Whether equities were large or small, the month of May wasn’t kind to either as the U.S.-China trade deal went under and capital markets were quick to react to the news. Small cap equities, in particular, saw a dip as investors favored large cap equities as a safe haven during the heavy bouts of volatility, but June could tell a different story.
That being said, Direxion’s latest Relative Weight Spotlight cites that both large and small are still doing fine–the former up 10.97 percent for the year and the latter 8.65 percent. However, small caps could benefit in June compared to their larger counterparts since they’re not weighed down by growth-oriented names like the FAANG stocks–Facebook, Amazon, Apple, Netflix, and Google–all of which could be subject to more regulatory finger wagging regarding privacy of data and other issues.
“What could provide a boost to Small Caps is simply what they are not; growth-heavy” the Direxion post noted. “The Communication Services and Information Technology sectors are each 6% larger in the Russell 1000 than the Russell 2000. Increased regulatory scrutiny appears to be the new normal for Alphabet, Amazon, Apple, and Facebook that, even if it does not lead to breakups, will be an ongoing distraction and likely force investors to assign them a higher risk premium.”
Can this be an opportunity for small cap strength over large caps?
For investors looking for continued upside in large cap equities over small caps, the Direxion Russell Large Over Small Cap ETF (NYSEArca: RWLS) offers them the ability to benefit not only from large cap equities potentially performing well, but from their outperformance compared to their small cap brethren.
Conversely, if investors believe that small cap equities will outperform large cap equities, the Direxion Russell Small Over Large Cap ETF (NYSEArca: RWSL) provides a means to not only see small cap stocks perform well, but a way to capitalize on their outperformance versus their large cap brethren.

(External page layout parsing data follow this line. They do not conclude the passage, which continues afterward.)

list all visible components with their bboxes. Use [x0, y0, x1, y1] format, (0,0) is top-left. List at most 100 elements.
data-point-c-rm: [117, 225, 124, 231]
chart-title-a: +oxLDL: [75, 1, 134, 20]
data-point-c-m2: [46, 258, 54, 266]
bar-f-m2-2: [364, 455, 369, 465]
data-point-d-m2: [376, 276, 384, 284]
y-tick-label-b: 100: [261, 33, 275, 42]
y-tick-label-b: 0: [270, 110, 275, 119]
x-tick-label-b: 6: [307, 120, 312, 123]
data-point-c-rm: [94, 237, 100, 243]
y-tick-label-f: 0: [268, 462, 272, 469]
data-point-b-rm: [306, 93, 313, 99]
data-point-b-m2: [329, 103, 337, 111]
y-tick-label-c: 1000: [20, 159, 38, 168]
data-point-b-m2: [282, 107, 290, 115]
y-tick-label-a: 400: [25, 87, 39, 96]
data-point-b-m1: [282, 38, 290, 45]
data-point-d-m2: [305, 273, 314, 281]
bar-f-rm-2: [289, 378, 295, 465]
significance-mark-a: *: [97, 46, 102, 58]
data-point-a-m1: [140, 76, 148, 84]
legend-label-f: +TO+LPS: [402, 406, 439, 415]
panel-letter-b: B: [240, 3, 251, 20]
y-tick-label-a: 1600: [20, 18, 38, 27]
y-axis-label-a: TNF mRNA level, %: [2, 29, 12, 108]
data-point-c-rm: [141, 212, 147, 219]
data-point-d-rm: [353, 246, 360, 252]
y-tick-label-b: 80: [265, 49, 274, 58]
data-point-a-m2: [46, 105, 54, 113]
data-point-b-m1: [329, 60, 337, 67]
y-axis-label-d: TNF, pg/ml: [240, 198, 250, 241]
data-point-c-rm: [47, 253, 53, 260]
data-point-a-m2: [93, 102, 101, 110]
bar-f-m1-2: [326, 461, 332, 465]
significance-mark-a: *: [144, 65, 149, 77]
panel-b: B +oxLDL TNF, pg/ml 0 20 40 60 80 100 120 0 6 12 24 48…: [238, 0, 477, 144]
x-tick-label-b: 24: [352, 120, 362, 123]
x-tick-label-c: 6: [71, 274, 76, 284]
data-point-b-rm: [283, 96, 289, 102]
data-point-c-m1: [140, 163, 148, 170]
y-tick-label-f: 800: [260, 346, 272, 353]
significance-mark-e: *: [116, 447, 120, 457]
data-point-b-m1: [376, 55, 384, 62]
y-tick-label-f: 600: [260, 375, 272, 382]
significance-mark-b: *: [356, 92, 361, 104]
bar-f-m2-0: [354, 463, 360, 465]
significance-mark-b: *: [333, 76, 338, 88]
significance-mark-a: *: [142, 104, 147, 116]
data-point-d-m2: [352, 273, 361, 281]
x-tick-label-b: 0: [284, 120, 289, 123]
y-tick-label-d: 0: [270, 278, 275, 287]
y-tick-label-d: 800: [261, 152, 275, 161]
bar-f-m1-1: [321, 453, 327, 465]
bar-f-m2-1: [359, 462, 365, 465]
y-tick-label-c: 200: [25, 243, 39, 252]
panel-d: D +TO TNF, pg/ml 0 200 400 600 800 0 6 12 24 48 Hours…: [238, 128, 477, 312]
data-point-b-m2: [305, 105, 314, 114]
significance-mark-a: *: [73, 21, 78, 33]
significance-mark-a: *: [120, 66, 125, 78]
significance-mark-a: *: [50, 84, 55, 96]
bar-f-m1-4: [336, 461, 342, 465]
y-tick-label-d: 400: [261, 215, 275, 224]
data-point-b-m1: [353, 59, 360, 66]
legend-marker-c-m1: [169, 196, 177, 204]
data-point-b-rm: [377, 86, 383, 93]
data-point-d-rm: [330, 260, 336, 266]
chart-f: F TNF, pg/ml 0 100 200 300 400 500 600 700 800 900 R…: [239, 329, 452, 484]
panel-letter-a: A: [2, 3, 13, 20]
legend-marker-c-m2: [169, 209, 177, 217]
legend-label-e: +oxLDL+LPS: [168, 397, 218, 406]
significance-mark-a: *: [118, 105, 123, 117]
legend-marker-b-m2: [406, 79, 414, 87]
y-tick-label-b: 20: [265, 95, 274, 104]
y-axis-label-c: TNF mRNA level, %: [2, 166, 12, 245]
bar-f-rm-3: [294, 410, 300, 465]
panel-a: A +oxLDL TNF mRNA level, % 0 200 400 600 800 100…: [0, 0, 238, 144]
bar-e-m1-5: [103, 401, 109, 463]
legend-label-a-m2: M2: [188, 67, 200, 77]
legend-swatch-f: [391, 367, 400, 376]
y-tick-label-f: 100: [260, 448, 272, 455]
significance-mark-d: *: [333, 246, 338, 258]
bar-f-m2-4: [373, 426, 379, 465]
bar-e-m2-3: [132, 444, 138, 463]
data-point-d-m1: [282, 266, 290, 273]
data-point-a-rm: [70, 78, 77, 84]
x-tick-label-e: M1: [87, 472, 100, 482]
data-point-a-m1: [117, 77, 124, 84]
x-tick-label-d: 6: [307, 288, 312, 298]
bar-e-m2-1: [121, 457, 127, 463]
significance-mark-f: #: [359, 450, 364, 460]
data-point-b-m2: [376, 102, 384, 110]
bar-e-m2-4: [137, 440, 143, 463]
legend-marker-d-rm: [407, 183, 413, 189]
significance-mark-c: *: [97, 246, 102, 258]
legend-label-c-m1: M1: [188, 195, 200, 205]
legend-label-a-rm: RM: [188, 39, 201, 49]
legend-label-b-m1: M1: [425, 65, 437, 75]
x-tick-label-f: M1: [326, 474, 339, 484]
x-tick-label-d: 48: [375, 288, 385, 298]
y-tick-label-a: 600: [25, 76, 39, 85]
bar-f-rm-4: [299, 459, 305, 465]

Small Caps a Safe Haven? Think Again
For investors who were looking for an ideal safe haven assets during the U.S.-China trade war, they were better off looking at large cap equities over small cap equities, according to Jill Carey Hall, the resident small cap stock expert at Bank of America. Hall said that small cap fundamentals are suspect and as such, should be avoided if a prolonged trade war continues.
“A lot of these companies are suppliers to the big multinationals. Many of them have been highlighting the impact of trade on calls this earnings season,” said Hall. “A lot of these companies might not be able to be as nimble about shifting their supply chains or pricing that through.”
The Russell 2000–the index primarily associated with small cap equities–is up 21 percent since December’s sell-off during a volatile fourth quarter in 2018. However, the index is in correction mode with a drop of 12 percent after hitting a high last summer.
“Small cap earnings have been coming in in-line with expectations. You’ve seen much fewer beats. You’ve seen negative earnings growth,” said Hall. “Typically, you would think of small caps as higher growth companies, but expectations have been really ratcheted down.”
Small cap equities were practically neck and neck with large cap equities during the month of April. Year-to-date performance for U.S. equities have been fueling both large cap and small cap stocks, as both jockeyed for position during that month.
Thanks to a more accommodating central bank in terms of interest rate policy, the markets have been able to fend off other macro fears like slower global growth. More help came from the U.S. economy rebounding in the first quarter this year, as it beat analysts’ expectations of 2.5 percent growth with a 3.2 percent growth number.